Ten thousand design and advertising students have passed through Richard Wilde’s department at the School of Visual Arts in New York City, which has to be a record if there ever was one.
The feat was commemorated in 2009 with a book and exhibition rightly titled The Wilde Years: Four Decades of Shaping Visual Culture, a celebration of a fraction of the designers, art directors and creative professionals who graduated from the SVA BFA Advertising and Graphic Design department and did indeed shape the visual world.
Wilde did not retire until 2019, just before COVID hit. However, out of sight did not mean out of mind—and the current celebratory exhibit-as-carnival, Wilde Mind: A Life in Fragments (on view until Nov. 26), reveals a fraction of what influenced, inspired and veritably molded the life and work of this legendary chair emeritus.
The exhibit, designed by Kevin O’Callahgan, SVA’s master of 3D spectaculars, is a sensory barrage of stimuli, a memory map that guides us through Wilde’s mental labyrinth. It is not strictly a design show, but rather a playground filled with artifacts that vividly examine the obsessions that heretofore comprised his private domain.
Seeing the massive amount of stuff that fills the large SVA Chelsea Gallery, I wondered whether Wilde’s home was now bare. The answer was not at all surprising: “He packed 150 boxes for delivery to the gallery,” O’Callahgan told me, “but when I arrived to transport them, what remained looked as though nothing had been removed.”
The show must be seen to be believed. Each of the Chelsea Gallery’s four sub-sections represents a chapter of Wilde’s epoch, beginning with his childhood drawings and early memories in the private Sea Gate community near Coney Island where he came of age and was a devoted Brooklyn Dodgers fan. Wilde, whose parents were devout memorabilia collectors, amassed his own enormous array of items like brass doorknobs, beach passes, wooden rulers, heads of all shapes and sizes, antique cast-iron soldiers and more across his numerous curiosity cabinets.
The exhibit segues from the personal to the professional—not samples of design work, per se, but examples of his famous “visual literacy” exercises that he and his wife, Judith Wilde, conceived based on their merging of material and spiritual inspirations. Wilde’s focus has always been on creative problem-solving; his curriculum challenged students to visually express emotions, sounds and abstract concepts, often within strict compositional parameters—and inspired three textbooks (also on display).
Wandering through this open-gated community of Wilde’s mind, it is impossible to not feel the passion of someone who loved teaching others to create that he did it for 50 years. Wilde chaired and “curated” a demanding program using his wits, instinct and common sense, and this exhibit is full of wit, consumed by instinct, and the product of an ingenious mind that adapted to one of the brain’s cruel tricks: dyslexia.
On opening night I recalled and found an old interview where I asked him, “How has dyslexia affected your teaching and your practice?”
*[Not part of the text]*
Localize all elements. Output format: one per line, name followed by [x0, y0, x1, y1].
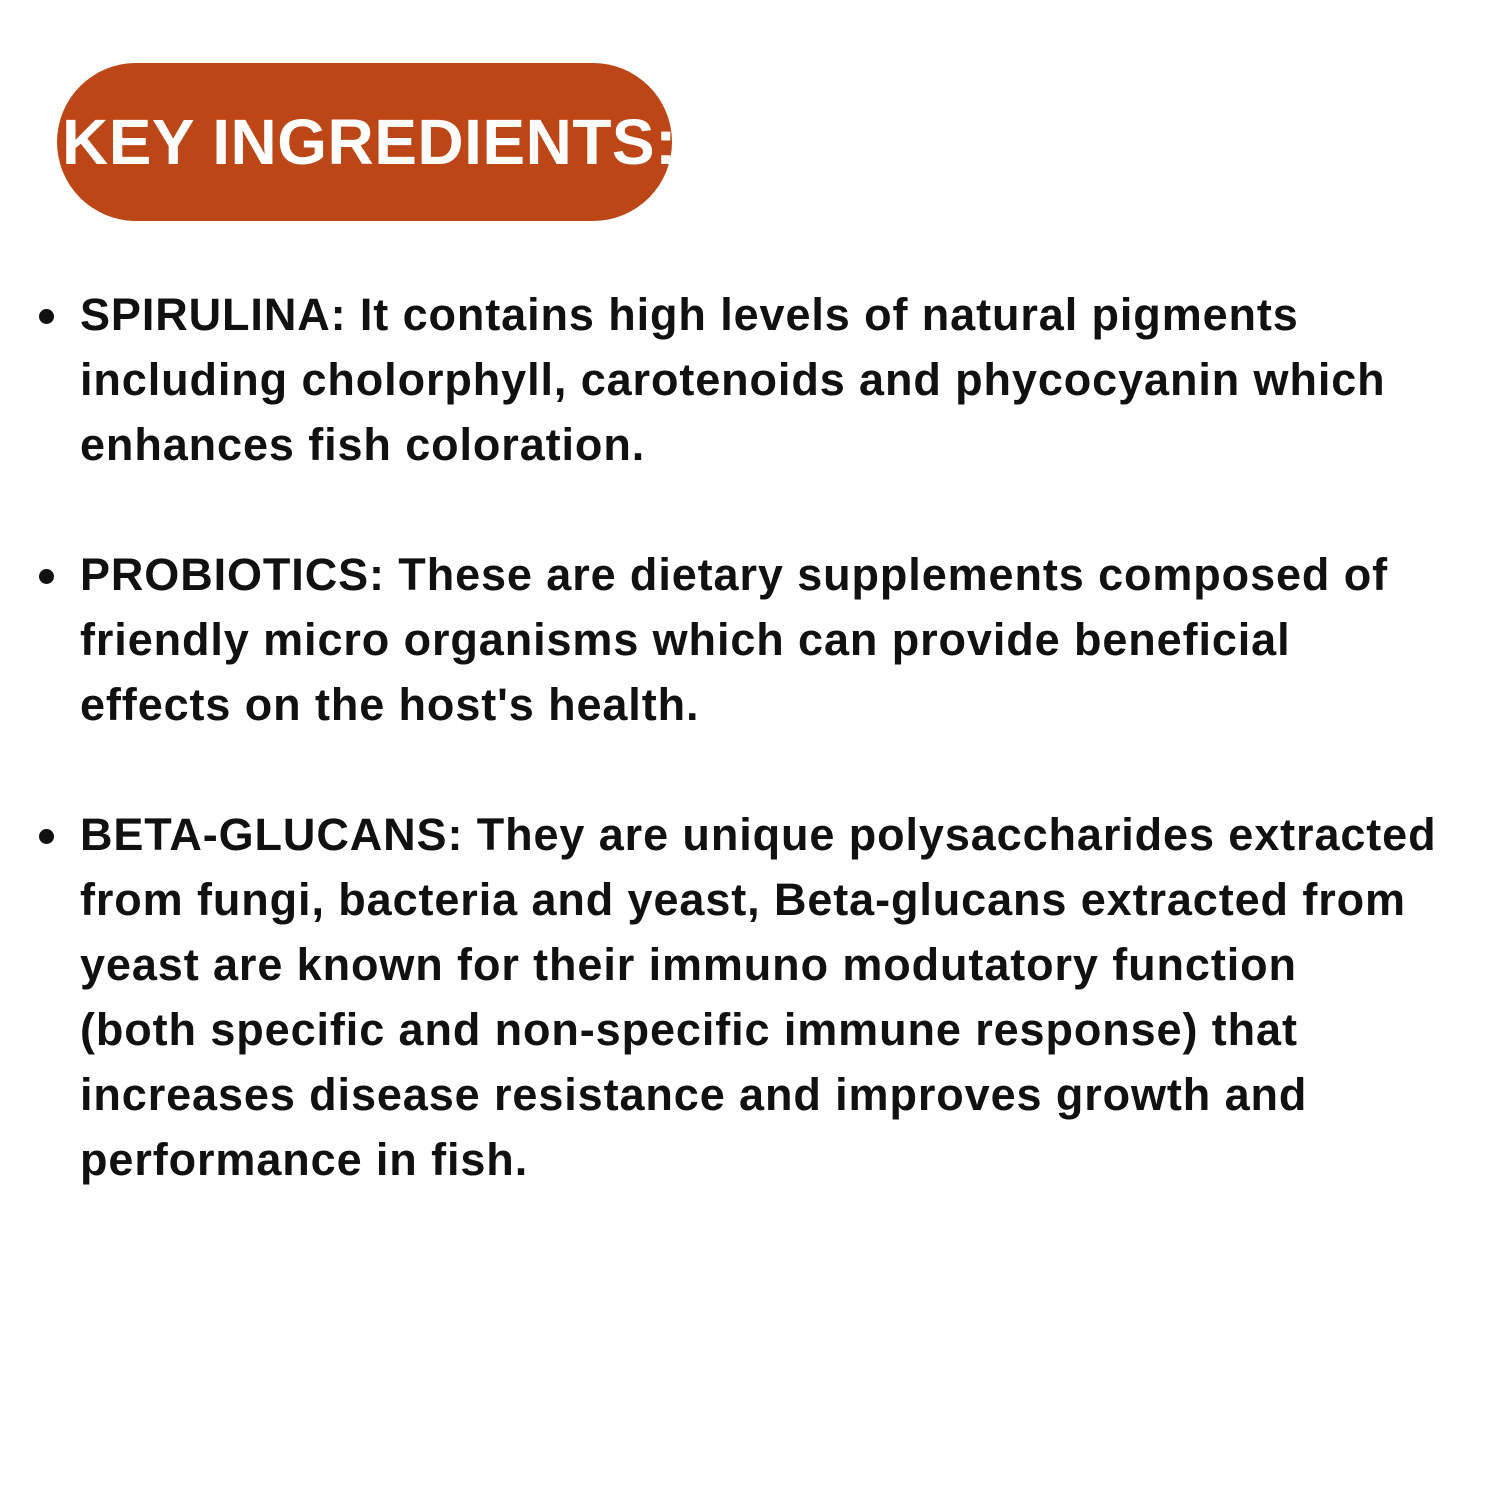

His response: “… during my formative years, I took in information differently than most students. This only became clear later on in life that the left-brained academic world was not equipped to educate me. So, because of this inability, I had to educate myself by inventing creative problem-solving methodology to bypass traditional ways of learning. Eventually I embraced academia and did so with an understanding of how this world systematically teaches right-brained individuals, which better enabled me to understand the modes of how to educate all students. In short, this deficiency proved to be a great help later on.”
This exhibition is the story of how he tricked the trickster inside his brain with his cunning Wilde Mind.